The universe choice is deliberate. These names carry deep liquidity, heavy institutional attention, and a tendency to revert rather than trend indefinitely — all properties that favour a mean-reversion approach over a momentum one.
Recent Activity: The Patience Test
The six most recent scheduled runs — spanning June 15 through June 22 — all returned zero executed trades. The book sits fully in cash at $10,000. This is not a malfunction; it is the strategy working exactly as designed. RSI Snap-Back only enters when at least one Mag-7 name is genuinely oversold. If the market is grinding sideways or drifting higher without a sharp sell-off in any of the seven names, the entry condition simply never fires.
Prolonged cash periods are the honest cost of a disciplined entry filter. A looser RSI threshold might generate more activity but would also degrade the quality of each signal.
Backtest Performance
Over 451 days, the strategy compounded $10,000 into $12,095, a 20.95% total return and an annualised CAGR of 11.21%. The win rate across 37 trades was 66.67% — two out of every three trades closed green, a solid base rate for a systematic strategy.
The Sharpe ratio of 0.61 is modest.

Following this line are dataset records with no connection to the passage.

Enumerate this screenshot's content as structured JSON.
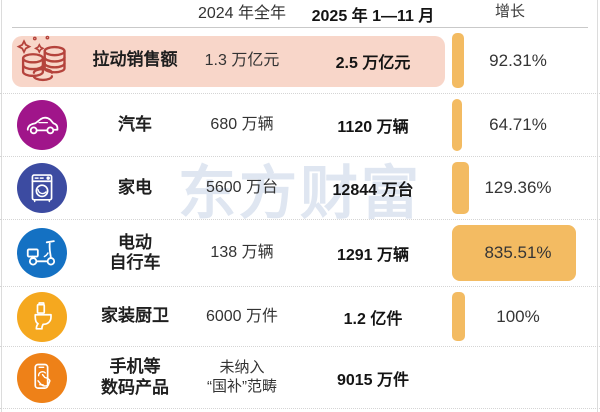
{
  "watermark": "东方财富",
  "header": {
    "col_2024": "2024 年全年",
    "col_2025": "2025 年 1—11 月",
    "col_growth": "增长"
  },
  "rows": [
    {
      "icon": "coins-icon",
      "label": "拉动销售额",
      "v2024": "1.3 万亿元",
      "v2025": "2.5 万亿元",
      "growth": "92.31%",
      "growth_value": 92.31,
      "row_highlight": true,
      "icon_color": "#b5433c"
    },
    {
      "icon": "car-icon",
      "label": "汽车",
      "v2024": "680 万辆",
      "v2025": "1120 万辆",
      "growth": "64.71%",
      "growth_value": 64.71,
      "icon_color": "#a0158a"
    },
    {
      "icon": "washing-machine-icon",
      "label": "家电",
      "v2024": "5600 万台",
      "v2025": "12844 万台",
      "growth": "129.36%",
      "growth_value": 129.36,
      "icon_color": "#3c4ba1"
    },
    {
      "icon": "scooter-icon",
      "label": "电动\n自行车",
      "v2024": "138 万辆",
      "v2025": "1291 万辆",
      "growth": "835.51%",
      "growth_value": 835.51,
      "growth_block": true,
      "icon_color": "#1471c3"
    },
    {
      "icon": "toilet-icon",
      "label": "家装厨卫",
      "v2024": "6000 万件",
      "v2025": "1.2 亿件",
      "growth": "100%",
      "growth_value": 100,
      "icon_color": "#f5a81f"
    },
    {
      "icon": "phone-tap-icon",
      "label": "手机等\n数码产品",
      "v2024": "未纳入\n“国补”范畴",
      "v2025": "9015 万件",
      "growth": "",
      "growth_value": null,
      "icon_color": "#ee8118"
    }
  ],
  "colors": {
    "row_highlight_pink": "#f8d6c9",
    "growth_bar_orange": "#f3bb62",
    "watermark_blue": "#dfe6f1"
  },
  "chart_data": {
    "type": "table",
    "columns": [
      "",
      "2024 年全年",
      "2025 年 1—11 月",
      "增长"
    ],
    "rows": [
      [
        "拉动销售额",
        "1.3 万亿元",
        "2.5 万亿元",
        "92.31%"
      ],
      [
        "汽车",
        "680 万辆",
        "1120 万辆",
        "64.71%"
      ],
      [
        "家电",
        "5600 万台",
        "12844 万台",
        "129.36%"
      ],
      [
        "电动自行车",
        "138 万辆",
        "1291 万辆",
        "835.51%"
      ],
      [
        "家装厨卫",
        "6000 万件",
        "1.2 亿件",
        "100%"
      ],
      [
        "手机等数码产品",
        "未纳入“国补”范畴",
        "9015 万件",
        ""
      ]
    ],
    "growth_values_percent": [
      92.31,
      64.71,
      129.36,
      835.51,
      100,
      null
    ]
  }
}
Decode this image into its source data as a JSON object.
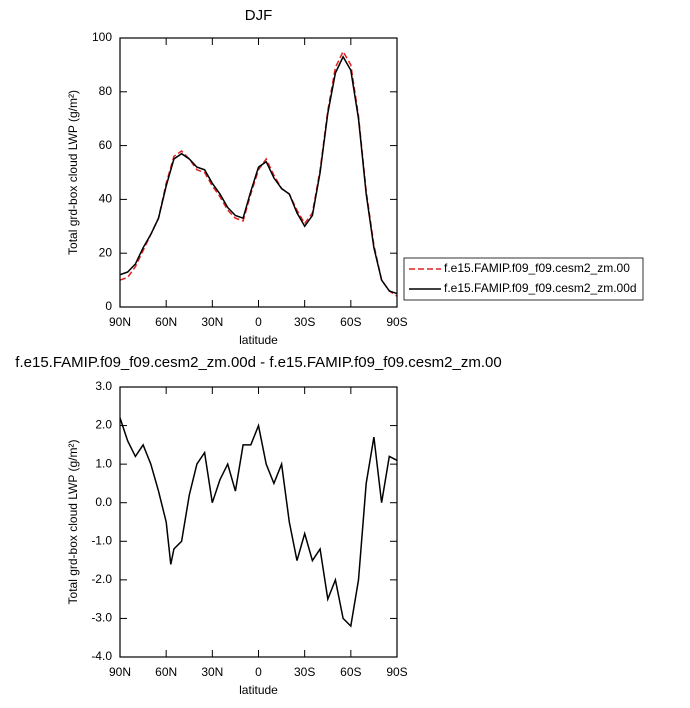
{
  "chart_data": [
    {
      "type": "line",
      "title": "DJF",
      "x": [
        90,
        85,
        80,
        75,
        70,
        65,
        60,
        55,
        50,
        45,
        40,
        35,
        30,
        25,
        20,
        15,
        10,
        5,
        0,
        -5,
        -10,
        -15,
        -20,
        -25,
        -30,
        -35,
        -40,
        -45,
        -50,
        -55,
        -60,
        -65,
        -70,
        -75,
        -80,
        -85,
        -90
      ],
      "series": [
        {
          "name": "f.e15.FAMIP.f09_f09.cesm2_zm.00",
          "color": "#e02020",
          "dashed": true,
          "values": [
            10,
            11,
            15,
            21,
            27,
            33,
            46,
            56,
            58,
            55,
            51,
            50,
            45,
            41,
            36,
            33,
            32,
            42,
            51,
            55,
            49,
            44,
            42,
            36,
            31,
            35,
            51,
            73,
            89,
            95,
            90,
            71,
            43,
            23,
            10,
            6,
            4
          ]
        },
        {
          "name": "f.e15.FAMIP.f09_f09.cesm2_zm.00d",
          "color": "#000000",
          "dashed": false,
          "values": [
            12,
            13,
            16,
            22,
            27,
            33,
            45,
            55,
            57,
            55,
            52,
            51,
            46,
            42,
            37,
            34,
            33,
            43,
            52,
            54,
            48,
            44,
            42,
            35,
            30,
            34,
            50,
            72,
            87,
            93,
            88,
            70,
            42,
            22,
            10,
            6,
            5
          ]
        }
      ],
      "xlim": [
        90,
        -90
      ],
      "xticks": [
        {
          "value": 90,
          "label": "90N"
        },
        {
          "value": 60,
          "label": "60N"
        },
        {
          "value": 30,
          "label": "30N"
        },
        0,
        {
          "value": -30,
          "label": "30S"
        },
        {
          "value": -60,
          "label": "60S"
        },
        {
          "value": -90,
          "label": "90S"
        }
      ],
      "ylim": [
        0,
        100
      ],
      "yticks": [
        0,
        20,
        40,
        60,
        80,
        100
      ],
      "xlabel": "latitude",
      "ylabel": "Total grd-box cloud LWP (g/m²)",
      "legend": "right"
    },
    {
      "type": "line",
      "title": "f.e15.FAMIP.f09_f09.cesm2_zm.00d - f.e15.FAMIP.f09_f09.cesm2_zm.00",
      "x": [
        90,
        85,
        80,
        75,
        70,
        65,
        60,
        57,
        55,
        50,
        45,
        40,
        35,
        30,
        25,
        20,
        15,
        10,
        5,
        0,
        -5,
        -10,
        -15,
        -20,
        -25,
        -30,
        -35,
        -40,
        -45,
        -50,
        -55,
        -60,
        -65,
        -70,
        -75,
        -80,
        -85,
        -90
      ],
      "color": "#000000",
      "values": [
        2.2,
        1.6,
        1.2,
        1.5,
        1.0,
        0.3,
        -0.5,
        -1.6,
        -1.2,
        -1.0,
        0.2,
        1.0,
        1.3,
        0.0,
        0.6,
        1.0,
        0.3,
        1.5,
        1.5,
        2.0,
        1.0,
        0.5,
        1.0,
        -0.5,
        -1.5,
        -0.8,
        -1.5,
        -1.2,
        -2.5,
        -2.0,
        -3.0,
        -3.2,
        -2.0,
        0.5,
        1.7,
        0.0,
        1.2,
        1.1
      ],
      "xlim": [
        90,
        -90
      ],
      "xticks": [
        {
          "value": 90,
          "label": "90N"
        },
        {
          "value": 60,
          "label": "60N"
        },
        {
          "value": 30,
          "label": "30N"
        },
        0,
        {
          "value": -30,
          "label": "30S"
        },
        {
          "value": -60,
          "label": "60S"
        },
        {
          "value": -90,
          "label": "90S"
        }
      ],
      "ylim": [
        -4,
        3
      ],
      "yticks": [
        {
          "value": -4,
          "label": "-4.0"
        },
        {
          "value": -3,
          "label": "-3.0"
        },
        {
          "value": -2,
          "label": "-2.0"
        },
        {
          "value": -1,
          "label": "-1.0"
        },
        {
          "value": 0,
          "label": "0.0"
        },
        {
          "value": 1,
          "label": "1.0"
        },
        {
          "value": 2,
          "label": "2.0"
        },
        {
          "value": 3,
          "label": "3.0"
        }
      ],
      "xlabel": "latitude",
      "ylabel": "Total grd-box cloud LWP (g/m²)"
    }
  ]
}
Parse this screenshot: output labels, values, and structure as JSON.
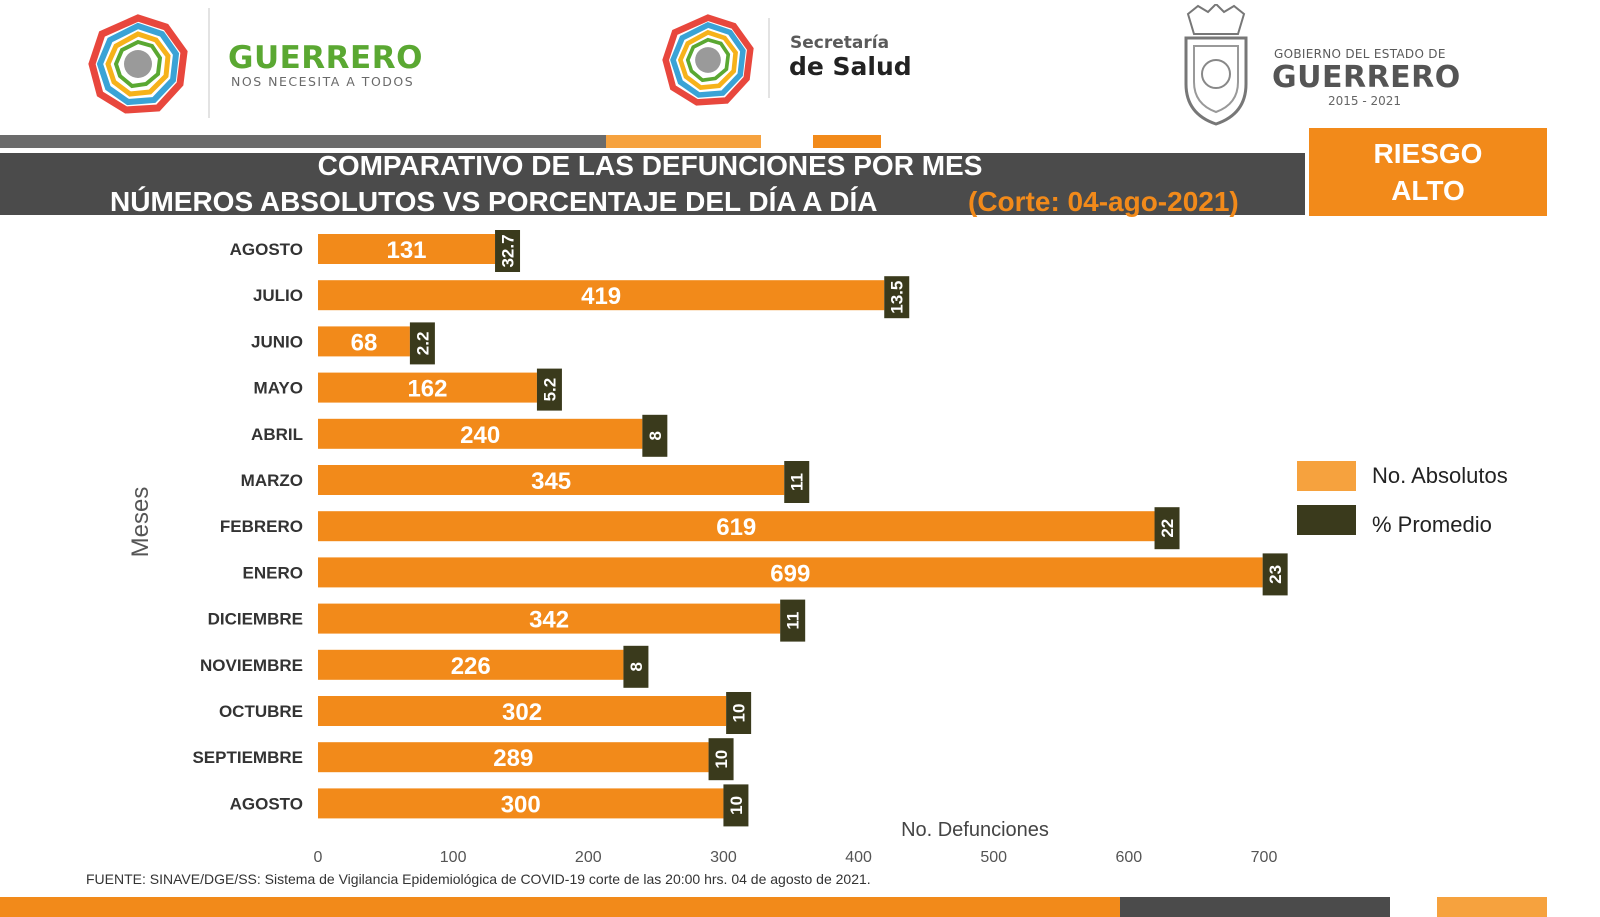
{
  "header": {
    "brand_title": "GUERRERO",
    "brand_tagline": "NOS NECESITA A TODOS",
    "secretaria_line1": "Secretaría",
    "secretaria_line2": "de Salud",
    "gobierno_line1": "GOBIERNO DEL ESTADO DE",
    "gobierno_line2": "GUERRERO",
    "gobierno_years": "2015 - 2021"
  },
  "title": {
    "line1": "COMPARATIVO DE LAS DEFUNCIONES POR MES",
    "line2": "NÚMEROS ABSOLUTOS VS PORCENTAJE DEL DÍA A DÍA",
    "corte": "(Corte: 04-ago-2021)"
  },
  "risk_badge": {
    "line1": "RIESGO",
    "line2": "ALTO"
  },
  "legend": {
    "absolutos": "No. Absolutos",
    "promedio": "% Promedio"
  },
  "footer": {
    "source": "FUENTE:  SINAVE/DGE/SS:  Sistema de Vigilancia Epidemiológica de COVID-19 corte de las 20:00 hrs. 04 de agosto de 2021."
  },
  "colors": {
    "absolutos": "#f28a1a",
    "promedio": "#3a3a1c",
    "title_band": "#4b4b4b",
    "brand_green": "#5aa832"
  },
  "chart_data": {
    "type": "bar",
    "orientation": "horizontal",
    "categories": [
      "AGOSTO",
      "JULIO",
      "JUNIO",
      "MAYO",
      "ABRIL",
      "MARZO",
      "FEBRERO",
      "ENERO",
      "DICIEMBRE",
      "NOVIEMBRE",
      "OCTUBRE",
      "SEPTIEMBRE",
      "AGOSTO"
    ],
    "series": [
      {
        "name": "No. Absolutos",
        "values": [
          131,
          419,
          68,
          162,
          240,
          345,
          619,
          699,
          342,
          226,
          302,
          289,
          300
        ]
      },
      {
        "name": "% Promedio",
        "labels": [
          "32.7",
          "13.5",
          "2.2",
          "5.2",
          "8",
          "11",
          "22",
          "23",
          "11",
          "8",
          "10",
          "10",
          "10"
        ]
      }
    ],
    "xlabel": "No. Defunciones",
    "ylabel": "Meses",
    "xlim": [
      0,
      700
    ],
    "xticks": [
      0,
      100,
      200,
      300,
      400,
      500,
      600,
      700
    ],
    "grid": false,
    "legend_position": "right"
  }
}
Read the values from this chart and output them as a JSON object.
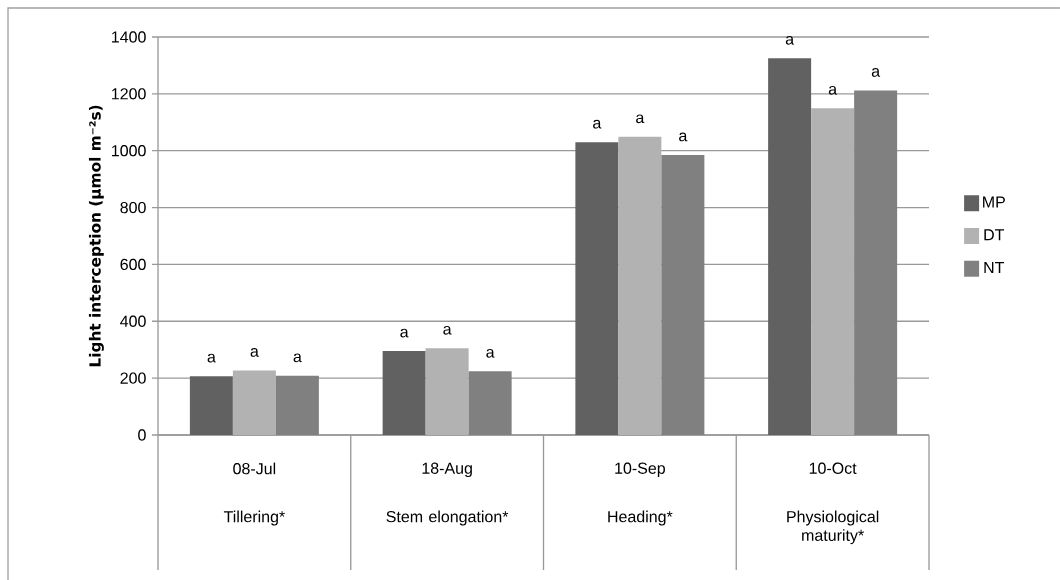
{
  "chart_data": {
    "type": "bar",
    "ylabel": "Light interception (µmol m⁻²s)",
    "categories": [
      "08-Jul",
      "18-Aug",
      "10-Sep",
      "10-Oct"
    ],
    "annotations": [
      "Tillering*",
      "Stem elongation*",
      "Heading*",
      "Physiological maturity*"
    ],
    "series": [
      {
        "name": "MP",
        "color": "#616161",
        "values": [
          207,
          295,
          1030,
          1325
        ],
        "value_labels": [
          "a",
          "a",
          "a",
          "a"
        ]
      },
      {
        "name": "DT",
        "color": "#b2b2b2",
        "values": [
          227,
          305,
          1049,
          1149
        ],
        "value_labels": [
          "a",
          "a",
          "a",
          "a"
        ]
      },
      {
        "name": "NT",
        "color": "#808080",
        "values": [
          208,
          224,
          985,
          1212
        ],
        "value_labels": [
          "a",
          "a",
          "a",
          "a"
        ]
      }
    ],
    "ylim": [
      0,
      1400
    ],
    "yticks": [
      0,
      200,
      400,
      600,
      800,
      1000,
      1200,
      1400
    ],
    "grid": "y",
    "legend": "right"
  }
}
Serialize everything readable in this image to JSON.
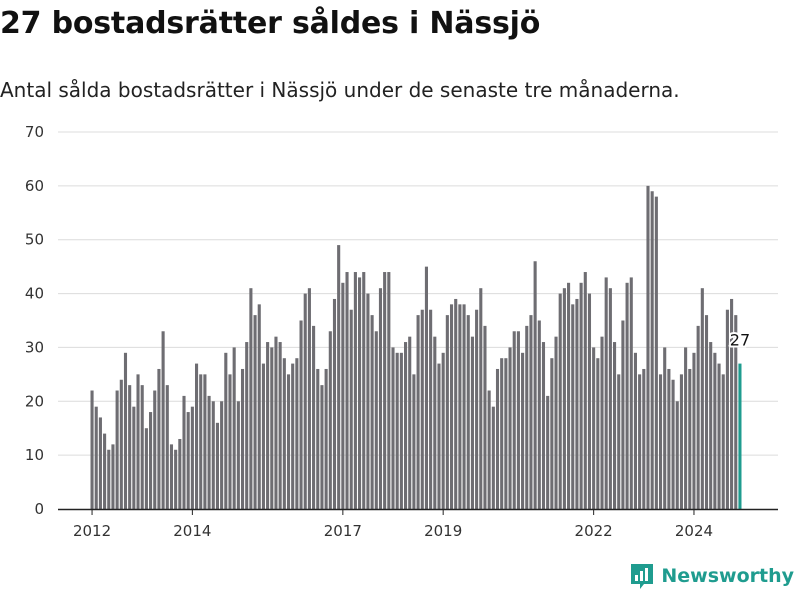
{
  "header": {
    "title": "27 bostadsrätter såldes i Nässjö",
    "subtitle": "Antal sålda bostadsrätter i Nässjö under de senaste tre månaderna."
  },
  "brand": {
    "name": "Newsworthy",
    "icon": "newsworthy-logo-icon",
    "color": "#1f9c8f"
  },
  "chart_data": {
    "type": "bar",
    "title": "",
    "xlabel": "",
    "ylabel": "",
    "ylim": [
      0,
      70
    ],
    "yticks": [
      0,
      10,
      20,
      30,
      40,
      50,
      60,
      70
    ],
    "x_tick_labels": [
      "2012",
      "2014",
      "2017",
      "2019",
      "2022",
      "2024"
    ],
    "x_tick_index": [
      0,
      24,
      60,
      84,
      120,
      144
    ],
    "grid": true,
    "bar_color": "#6e6d72",
    "highlight_color": "#1f9c8f",
    "highlight_label": "27",
    "values": [
      22,
      19,
      17,
      14,
      11,
      12,
      22,
      24,
      29,
      23,
      19,
      25,
      23,
      15,
      18,
      22,
      26,
      33,
      23,
      12,
      11,
      13,
      21,
      18,
      19,
      27,
      25,
      25,
      21,
      20,
      16,
      20,
      29,
      25,
      30,
      20,
      26,
      31,
      41,
      36,
      38,
      27,
      31,
      30,
      32,
      31,
      28,
      25,
      27,
      28,
      35,
      40,
      41,
      34,
      26,
      23,
      26,
      33,
      39,
      49,
      42,
      44,
      37,
      44,
      43,
      44,
      40,
      36,
      33,
      41,
      44,
      44,
      30,
      29,
      29,
      31,
      32,
      25,
      36,
      37,
      45,
      37,
      32,
      27,
      29,
      36,
      38,
      39,
      38,
      38,
      36,
      32,
      37,
      41,
      34,
      22,
      19,
      26,
      28,
      28,
      30,
      33,
      33,
      29,
      34,
      36,
      46,
      35,
      31,
      21,
      28,
      32,
      40,
      41,
      42,
      38,
      39,
      42,
      44,
      40,
      30,
      28,
      32,
      43,
      41,
      31,
      25,
      35,
      42,
      43,
      29,
      25,
      26,
      60,
      59,
      58,
      25,
      30,
      26,
      24,
      20,
      25,
      30,
      26,
      29,
      34,
      41,
      36,
      31,
      29,
      27,
      25,
      37,
      39,
      36,
      27
    ]
  }
}
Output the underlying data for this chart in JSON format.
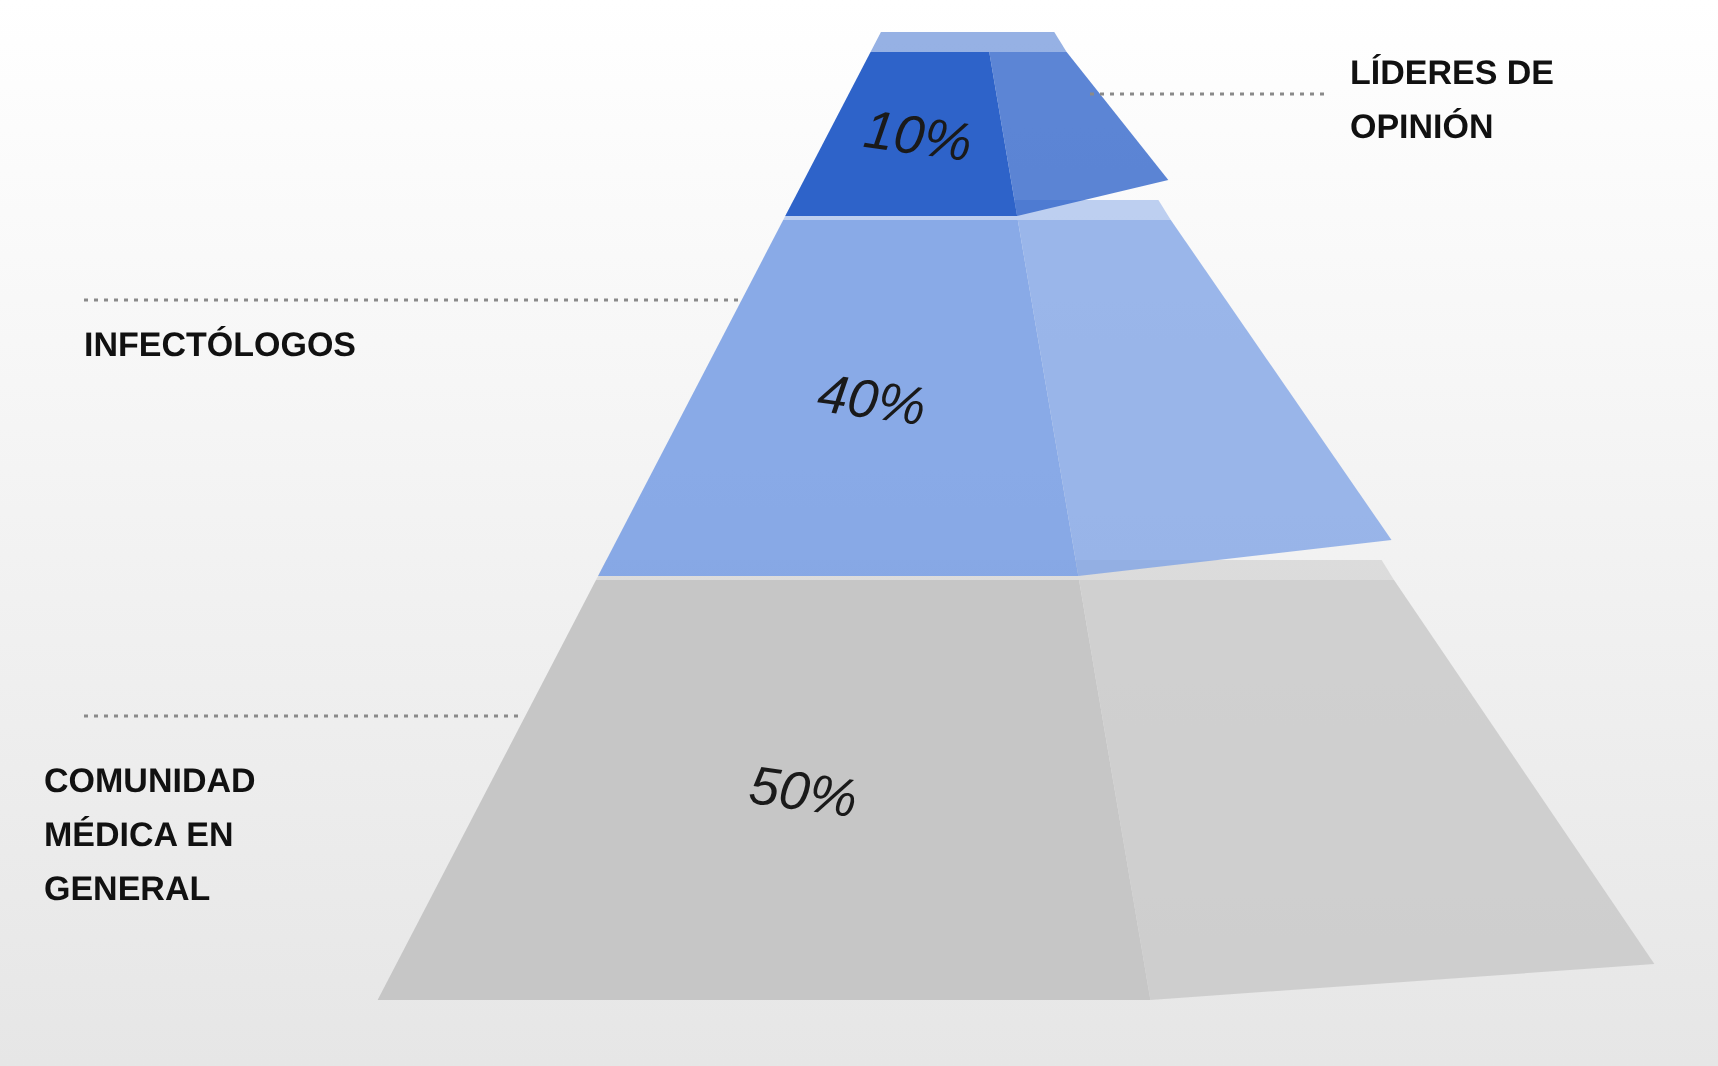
{
  "chart_data": {
    "type": "other",
    "categories": [
      "LÍDERES DE OPINIÓN",
      "INFECTÓLOGOS",
      "COMUNIDAD MÉDICA EN GENERAL"
    ],
    "values": [
      10,
      40,
      50
    ],
    "value_labels": [
      "10%",
      "40%",
      "50%"
    ],
    "colors": [
      "#2e63c9",
      "#7fa3e5",
      "#c6c6c6"
    ]
  }
}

It reflects meaningful volatility relative to the returns generated, which is partly structural: mean-reversion strategies on individual equities tend to absorb drawdowns while waiting for reversion, even when the ultimate outcome is profitable.
The most important risk metric here is the max drawdown of 23.73%. That figure deserves attention. A portfolio that drops nearly a quarter of its value at some point in the test period will test real-world conviction, especially during momentum-driven sell-offs where oversold conditions can keep getting more oversold before they snap back.
Turnover of 773% over the period reflects active rotation through the four-slot book — each slot was recycled roughly 1.75 times per year on average.
Strengths and Risks
What works: The entry filter is strict enough to produce a high win rate. The four-slot book prevents over-concentration. The universe — liquid mega-caps — reduces the risk of a single name blowing up the strategy with an idiosyncratic event.
What to watch: A 23.73% drawdown is non-trivial for a strategy running on a $10,000 paper account. In a genuine market dislocation — say, a broad tech sector re-rating — RSI could stay depressed across multiple names simultaneously, filling all four slots at once and leaving nowhere to rotate. The strategy has no macro filter, no stop-loss below the RSI exit, and no sector-correlation guard.
The absence of a formal validation run (validation: null) also means backtest results have not yet been stress-tested against out-of-sample data. The 20.95% return looks attractive, but without a walk-forward or hold-out period, curve-fitting risk remains an open question.
Outlook
RSI Snap-Back is doing what it should: waiting. The next interesting data point will be what happens when the first entry fires — whether the strategy exits cleanly at RSI > 70 or gets trapped in a prolonged drawdown will tell us more about its live-market behaviour than any backtest figure.